A cantoria se espalhava pelos ouvidos de concreto.

– Piriri, piriri, obá!

Nas janelas dos carros, curiosos esticavam seus pescoços. O policial observava a marcha com atenção. O atendente da loja de sapatos saiu para a porta com a testa franzida em sinal de interrogação. Uma mulher chamou a atenção da amiga para juntas varrerem a cena com suas pestanas.

– Por onde passa, obá! Estremece a terra, obá!

Ainda que discreta, a marcha chamou atenção. Sem megafones, sem faixas, sem cartazes. Não havia black blocks. Não se tratava de uma manifestação comum. Não eram os “fraldas pintadas”, não era a esquerda, não era a direita. Quem compunha a marcha? Vinte e uma crianças de 5 e 6 anos e três educadores. Como reivindicação, pediam a cidade inteira. Pediam parques, praças, ruas. Pediam que a cidade recebesse as crianças com cuidado e carinho. Pediam que as pessoas olhassem nos olhos umas das outras. Pediam que ninguém se esquecesse de brincar. Pediam respiros. Pediam o retorno da poesia à presidência das imaginações. Pediam cor. Pediam que os adultos voltassem a ver o mundo ao redor.

Sim, pediam que os adultos voltassem a ver o mundo ao redor.

As crianças não gritavam frases políticas nem carregavam cartazes para requerer tais demandas. Seu ato berrava mais do que qualquer palavra ou faixa, demandava o sonho enquanto o realizava. Tratava-se de um ato de ocupação criativa da cidade, de brincação caminhativa. A marcha saiu da escola municipal de ensino infantil Gabriel Prestes com um destino final: uma biblioteca. No trajeto, andamos apenas algumas quadras, ritmados pela cantoria do “piriri, obá!”. Nesses poucos metros, sentimos a realidade se deslocar.

As pessoas ao redor haviam, de repente, quebrado suas resistências secas. Sorriam de boca aberta, escancarada de espanto positivo. As crianças riam em enxurradas, animadas, hiperpresentes. Como é raro encontramos grupos de crianças em ruas movimentadas, a marcha impressionou as pessoas. E as crianças saem pouco para as ruas por que é perigoso? Viver é perigoso, claro. Hoje em dia, as pessoas acreditam que tudo é perigoso e seguem, pouco a pouco, fugindo de tudo que as coloque em atrito com nossa cultura, que as joguem na aspereza da pele dos dias ou nas brechas lúdicas da cidade, e assim perdem o que há de mais pulsante e educativo na realidade. Quanto mais fogem do perigo, mais o alimentam. Quanto mais se iludem ao achar que escaparam, mais se sufocam. As crianças que marchavam pelas ruas do centro de São Paulo, acompanhadas por educadores, provavam que a resolução mais madura é destruir o perigo na raiz, ocupando sua casa – e ocupando-a criativamente.

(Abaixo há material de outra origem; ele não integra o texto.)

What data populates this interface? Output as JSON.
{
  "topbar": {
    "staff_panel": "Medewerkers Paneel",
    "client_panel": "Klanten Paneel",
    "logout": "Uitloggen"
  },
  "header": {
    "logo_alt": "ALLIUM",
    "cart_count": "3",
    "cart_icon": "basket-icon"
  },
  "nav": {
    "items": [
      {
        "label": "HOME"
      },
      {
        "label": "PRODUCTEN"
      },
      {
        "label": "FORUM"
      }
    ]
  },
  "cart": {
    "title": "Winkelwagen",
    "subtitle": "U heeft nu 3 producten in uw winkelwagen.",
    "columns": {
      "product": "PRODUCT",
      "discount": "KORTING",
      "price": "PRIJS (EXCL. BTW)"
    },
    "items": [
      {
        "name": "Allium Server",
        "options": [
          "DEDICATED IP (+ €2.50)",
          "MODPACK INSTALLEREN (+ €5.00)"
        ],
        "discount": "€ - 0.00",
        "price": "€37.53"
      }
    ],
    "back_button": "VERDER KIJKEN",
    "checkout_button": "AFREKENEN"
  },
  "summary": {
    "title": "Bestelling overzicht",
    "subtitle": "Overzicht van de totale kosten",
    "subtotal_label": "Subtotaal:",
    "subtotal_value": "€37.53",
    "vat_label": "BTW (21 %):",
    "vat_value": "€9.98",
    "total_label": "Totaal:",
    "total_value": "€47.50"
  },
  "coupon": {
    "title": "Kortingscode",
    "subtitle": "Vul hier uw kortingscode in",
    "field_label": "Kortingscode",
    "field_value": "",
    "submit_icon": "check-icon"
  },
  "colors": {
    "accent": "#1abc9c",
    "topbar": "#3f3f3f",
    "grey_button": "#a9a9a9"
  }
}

No fim do dia, uma das professoras que estava na caminhança pelas ruas falou: “A cidade ouviu as vozes da infância e seus percursos!”. Outra educadora comentou: “Senti a mesma emoção quando levamos as crianças da minha escola, à pé, até o prédio do Banespa. As pessoas sorriam e viam as crianças na rua, me senti humanizando a cidade”. E eu pensava, no meu silêncio fervilhante: há algo muito errado na desconexão crônica do adulto com qualquer coisa que o cerca, um desconcerto que as crianças desmancham com um simples malabarismo de olhar. Numa conversa sobre essa experiência, cheguei a lançar uma provocação brincante: “Se fôssemos realmente radicais, colocaríamos as crianças para educar os adultos. O que temos a aprender com elas não é mais importante do que o que elas têm a aprender com a gente?”.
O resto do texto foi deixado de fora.